The increase of cactus bucks across the West has risen in recent years, with an onset approximately 20 years ago. These cactus bucks are typically cryptorchid, meaning that their testicles have not descended. Many are infertile and incapable of breeding. Cryptorchidism is typically caused by endocrine disrupting agents that affect the masculinization window during gestation. This has been seen on Kodiak island in Alaska, in Sitka black tailed deer where low lying areas have greater frequency of this birth defect, leading to many people looking to causes from the ocean. The fungicide Chlorothalonil was found in all fog samples in the Bering sea during a USGS survey, just like it has been found it rain, surface water, and air samples, in the Bitterroot valley of Montana. Anti-fungals get used at higher rates when glyphosate is used, because of the bad fungal infections that glyphosate increases. Additionally, there appears to be adverse synergistic affects on animals that are simultaneously exposed to Glyphosate and Chlorothalonil.

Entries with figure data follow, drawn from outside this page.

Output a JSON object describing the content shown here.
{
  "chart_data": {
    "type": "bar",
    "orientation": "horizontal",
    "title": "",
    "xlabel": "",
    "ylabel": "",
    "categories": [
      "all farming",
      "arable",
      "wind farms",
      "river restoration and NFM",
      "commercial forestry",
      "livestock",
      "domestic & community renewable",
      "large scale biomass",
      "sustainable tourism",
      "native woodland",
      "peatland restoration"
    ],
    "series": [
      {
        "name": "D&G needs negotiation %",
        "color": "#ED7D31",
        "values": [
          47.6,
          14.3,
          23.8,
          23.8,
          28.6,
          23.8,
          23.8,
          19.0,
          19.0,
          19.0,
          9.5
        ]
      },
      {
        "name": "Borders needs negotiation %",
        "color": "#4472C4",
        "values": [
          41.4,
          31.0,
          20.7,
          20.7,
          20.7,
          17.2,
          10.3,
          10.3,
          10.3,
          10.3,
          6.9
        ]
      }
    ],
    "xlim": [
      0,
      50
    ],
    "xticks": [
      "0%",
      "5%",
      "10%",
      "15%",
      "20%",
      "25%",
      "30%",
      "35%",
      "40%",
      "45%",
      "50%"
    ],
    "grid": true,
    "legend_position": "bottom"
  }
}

Cryptorchid males have also shown up in other places as well. The rate and frequency of occurrence demonstrate that it is an environmentally driven problem, going beyond natural variation and occurrence. The following are examples of clusters of cryptorchidism, besides the Alaska cases Oregon: Washington: Colorado: And in Wyoming, Joe Hutto  has seen velvet retention and non breeding bucks in the mule deer he has been studying for the last 8 years. When I visited him earlier this year, he had examples of antlers that were being shed that still retained their velvet. That one was new to me.

Glyphosate has been found in as much as 75% of rain, water and air samples taken from across the Untied Sates.

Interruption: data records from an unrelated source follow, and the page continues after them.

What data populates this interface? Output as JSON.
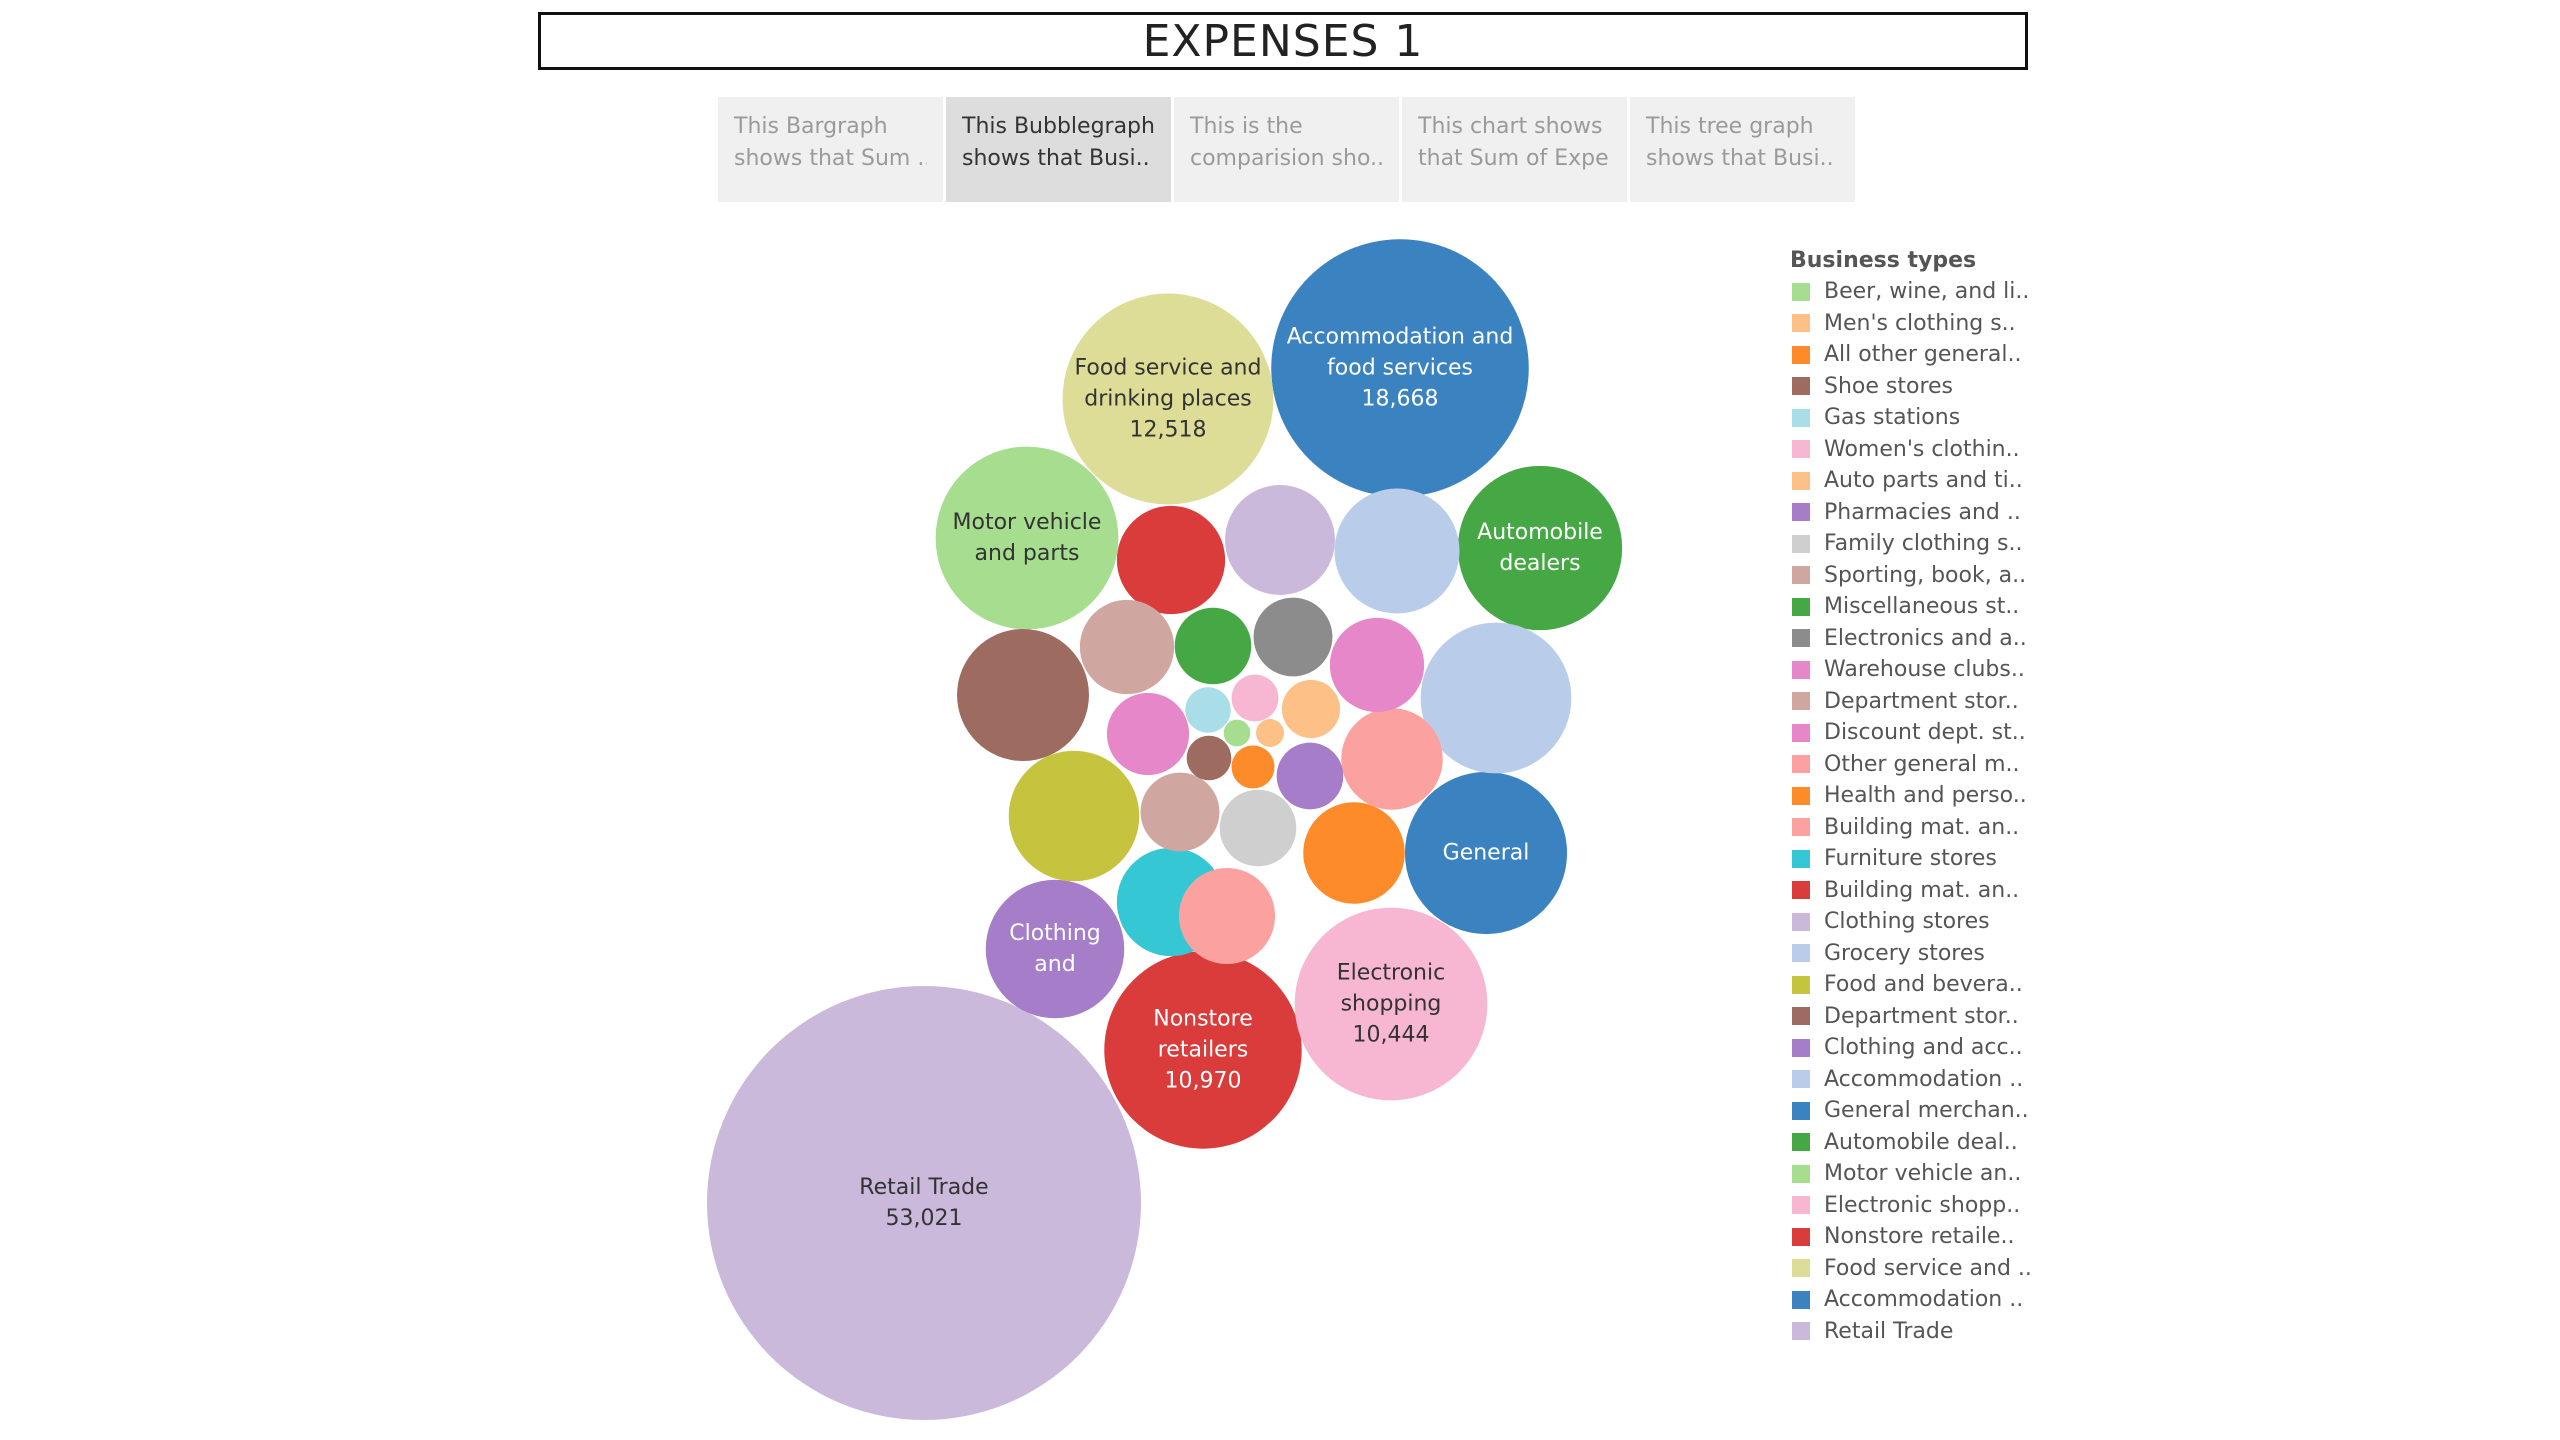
{
  "title": "EXPENSES 1",
  "story_tabs": [
    {
      "line1": "This Bargraph",
      "line2": "shows that Sum ..",
      "active": false
    },
    {
      "line1": "This Bubblegraph",
      "line2": "shows that Busi..",
      "active": true
    },
    {
      "line1": "This is the",
      "line2": "comparision sho..",
      "active": false
    },
    {
      "line1": "This chart shows",
      "line2": "that Sum of Expe..",
      "active": false
    },
    {
      "line1": "This tree graph",
      "line2": "shows that Busi..",
      "active": false
    }
  ],
  "legend": {
    "title": "Business types",
    "items": [
      {
        "label": "Beer, wine, and li..",
        "color": "#a6dd8f"
      },
      {
        "label": "Men's clothing s..",
        "color": "#fdc086"
      },
      {
        "label": "All other general..",
        "color": "#fe8b2a"
      },
      {
        "label": "Shoe stores",
        "color": "#9d6b5f"
      },
      {
        "label": "Gas stations",
        "color": "#a9dde8"
      },
      {
        "label": "Women's clothin..",
        "color": "#f7b6d2"
      },
      {
        "label": "Auto parts and ti..",
        "color": "#fdc086"
      },
      {
        "label": "Pharmacies and ..",
        "color": "#a57dc8"
      },
      {
        "label": "Family clothing s..",
        "color": "#cfcfcf"
      },
      {
        "label": "Sporting, book, a..",
        "color": "#cfa7a0"
      },
      {
        "label": "Miscellaneous st..",
        "color": "#45a844"
      },
      {
        "label": "Electronics and a..",
        "color": "#8c8c8c"
      },
      {
        "label": "Warehouse clubs..",
        "color": "#e587c8"
      },
      {
        "label": "Department stor..",
        "color": "#cfa7a0"
      },
      {
        "label": "Discount dept. st..",
        "color": "#e587c8"
      },
      {
        "label": "Other general m..",
        "color": "#fba2a0"
      },
      {
        "label": "Health and perso..",
        "color": "#fe8b2a"
      },
      {
        "label": "Building mat. an..",
        "color": "#fba2a0"
      },
      {
        "label": "Furniture stores",
        "color": "#35c7d4"
      },
      {
        "label": "Building mat. an..",
        "color": "#da3c3c"
      },
      {
        "label": "Clothing stores",
        "color": "#cbb9dc"
      },
      {
        "label": "Grocery stores",
        "color": "#b9cdeb"
      },
      {
        "label": "Food and bevera..",
        "color": "#c6c43e"
      },
      {
        "label": "Department stor..",
        "color": "#9d6b5f"
      },
      {
        "label": "Clothing and acc..",
        "color": "#a57dc8"
      },
      {
        "label": "Accommodation ..",
        "color": "#b9cdeb"
      },
      {
        "label": "General merchan..",
        "color": "#3a82c0"
      },
      {
        "label": "Automobile deal..",
        "color": "#45a844"
      },
      {
        "label": "Motor vehicle an..",
        "color": "#a6dd8f"
      },
      {
        "label": "Electronic shopp..",
        "color": "#f7b6d2"
      },
      {
        "label": "Nonstore retaile..",
        "color": "#da3c3c"
      },
      {
        "label": "Food service and ..",
        "color": "#dedd98"
      },
      {
        "label": "Accommodation ..",
        "color": "#3a82c0"
      },
      {
        "label": "Retail Trade",
        "color": "#cbb9dc"
      }
    ]
  },
  "chart_data": {
    "type": "bubble",
    "size_measure": "Sum of expenses",
    "bubbles": [
      {
        "label_lines": [
          "Retail Trade"
        ],
        "value": 53021,
        "value_label": "53,021",
        "color": "#cbb9dc",
        "text_color": "#333333"
      },
      {
        "label_lines": [
          "Accommodation and",
          "food services"
        ],
        "value": 18668,
        "value_label": "18,668",
        "color": "#3a82c0",
        "text_color": "#ffffff"
      },
      {
        "label_lines": [
          "Food service and",
          "drinking places"
        ],
        "value": 12518,
        "value_label": "12,518",
        "color": "#dedd98",
        "text_color": "#333333"
      },
      {
        "label_lines": [
          "Nonstore",
          "retailers"
        ],
        "value": 10970,
        "value_label": "10,970",
        "color": "#da3c3c",
        "text_color": "#ffffff"
      },
      {
        "label_lines": [
          "Electronic",
          "shopping"
        ],
        "value": 10444,
        "value_label": "10,444",
        "color": "#f7b6d2",
        "text_color": "#333333"
      },
      {
        "label_lines": [
          "Automobile",
          "dealers"
        ],
        "value": 7600,
        "color": "#45a844",
        "text_color": "#ffffff"
      },
      {
        "label_lines": [
          "Motor vehicle",
          "and parts"
        ],
        "value": 9400,
        "color": "#a6dd8f",
        "text_color": "#333333"
      },
      {
        "label_lines": [
          "General"
        ],
        "value": 7400,
        "color": "#3a82c0",
        "text_color": "#ffffff"
      },
      {
        "label_lines": [
          "Clothing",
          "and"
        ],
        "value": 5400,
        "color": "#a57dc8",
        "text_color": "#ffffff"
      },
      {
        "label_lines": [],
        "value": 6400,
        "color": "#b9cdeb",
        "text_color": "#333333"
      },
      {
        "label_lines": [],
        "value": 4900,
        "color": "#9d6b5f",
        "text_color": "#333333"
      },
      {
        "label_lines": [],
        "value": 4800,
        "color": "#c6c43e",
        "text_color": "#333333"
      },
      {
        "label_lines": [],
        "value": 4400,
        "color": "#b9cdeb",
        "text_color": "#333333"
      },
      {
        "label_lines": [],
        "value": 3400,
        "color": "#cbb9dc",
        "text_color": "#333333"
      },
      {
        "label_lines": [],
        "value": 3300,
        "color": "#35c7d4",
        "text_color": "#333333"
      },
      {
        "label_lines": [],
        "value": 3300,
        "color": "#da3c3c",
        "text_color": "#333333"
      },
      {
        "label_lines": [],
        "value": 2900,
        "color": "#fe8b2a",
        "text_color": "#333333"
      },
      {
        "label_lines": [],
        "value": 2900,
        "color": "#fba2a0",
        "text_color": "#333333"
      },
      {
        "label_lines": [],
        "value": 2600,
        "color": "#fba2a0",
        "text_color": "#333333"
      },
      {
        "label_lines": [],
        "value": 2500,
        "color": "#cfa7a0",
        "text_color": "#333333"
      },
      {
        "label_lines": [],
        "value": 2500,
        "color": "#e587c8",
        "text_color": "#333333"
      },
      {
        "label_lines": [],
        "value": 1900,
        "color": "#e587c8",
        "text_color": "#333333"
      },
      {
        "label_lines": [],
        "value": 1750,
        "color": "#8c8c8c",
        "text_color": "#333333"
      },
      {
        "label_lines": [],
        "value": 1750,
        "color": "#cfa7a0",
        "text_color": "#333333"
      },
      {
        "label_lines": [],
        "value": 1650,
        "color": "#45a844",
        "text_color": "#333333"
      },
      {
        "label_lines": [],
        "value": 1650,
        "color": "#cfcfcf",
        "text_color": "#333333"
      },
      {
        "label_lines": [],
        "value": 1250,
        "color": "#a57dc8",
        "text_color": "#333333"
      },
      {
        "label_lines": [],
        "value": 950,
        "color": "#fdc086",
        "text_color": "#333333"
      },
      {
        "label_lines": [],
        "value": 620,
        "color": "#f7b6d2",
        "text_color": "#333333"
      },
      {
        "label_lines": [],
        "value": 580,
        "color": "#a9dde8",
        "text_color": "#333333"
      },
      {
        "label_lines": [],
        "value": 560,
        "color": "#9d6b5f",
        "text_color": "#333333"
      },
      {
        "label_lines": [],
        "value": 520,
        "color": "#fe8b2a",
        "text_color": "#333333"
      },
      {
        "label_lines": [],
        "value": 220,
        "color": "#fdc086",
        "text_color": "#333333"
      },
      {
        "label_lines": [],
        "value": 200,
        "color": "#a6dd8f",
        "text_color": "#333333"
      }
    ]
  }
}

The cases of cryptorchidism occur sympatrically with other reproductive malformations and cases of congenital fetal hypothyroidism, indicated by multiple birth defects, especially underbite and overbite. They follow the same patterns of declines, and subpar recoveries seen in mule deer, moose, and bighorn sheep populations. If glyphosate can disrupt male reproduction after birth, it would be reasonable to conclude that it could disrupt male reproductive morphology during the masculinization window on a male fetus, as even less of a dose should be required for disruption.

Then you have the more direct affects, such as bioaccumulation in the bodies of animals. Such as in the case of cattle in Denmark that have been shown to have serious mineral deficiencies and organ damage from eating GMO feed. Also see If it is bad for cows, it is bad for deer and other ruminants.

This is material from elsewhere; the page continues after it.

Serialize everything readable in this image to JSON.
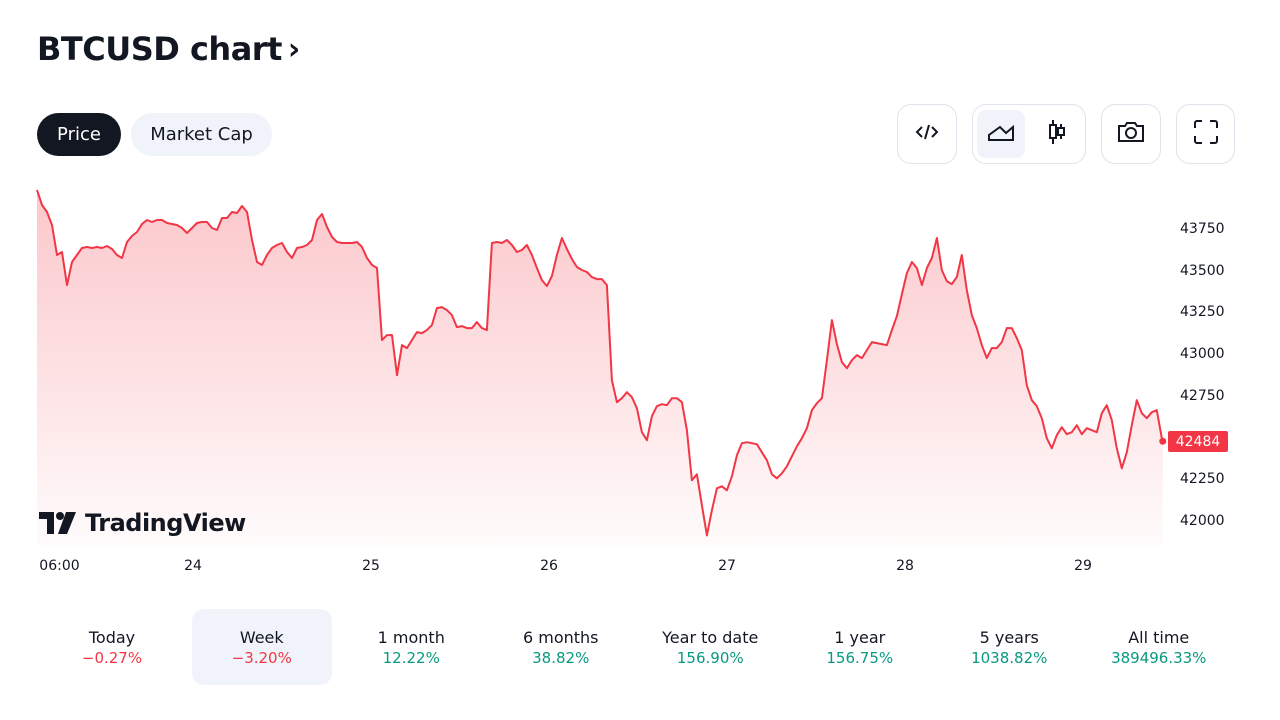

So the question is not so much, what GMOs could do, but what their cultivation, with the use of Glyphosate is already doing. We have not even gotten into the newer GMOs on the horizon that utilizes 2,4,D, which is chemically very similar to 2,4,5-T (the other half of the Agent Orange formula), which 2,4-D replaced. Also keep in mind that many of the affects of Glyphosate are secondary or synergistic with other compounds, leading to varied outcomes by region based on conditions, synergistic compounds and the other species in the ecosystem that are affected. The entire ecosystem and time frame must be looked at to see the full affects.

In short, mineral deficiencies, increases in pathogens, parasites, malformations and resultant wide scale wildlife declines are the affect of the planting of GMOs. They are bad for deer and deer hunters.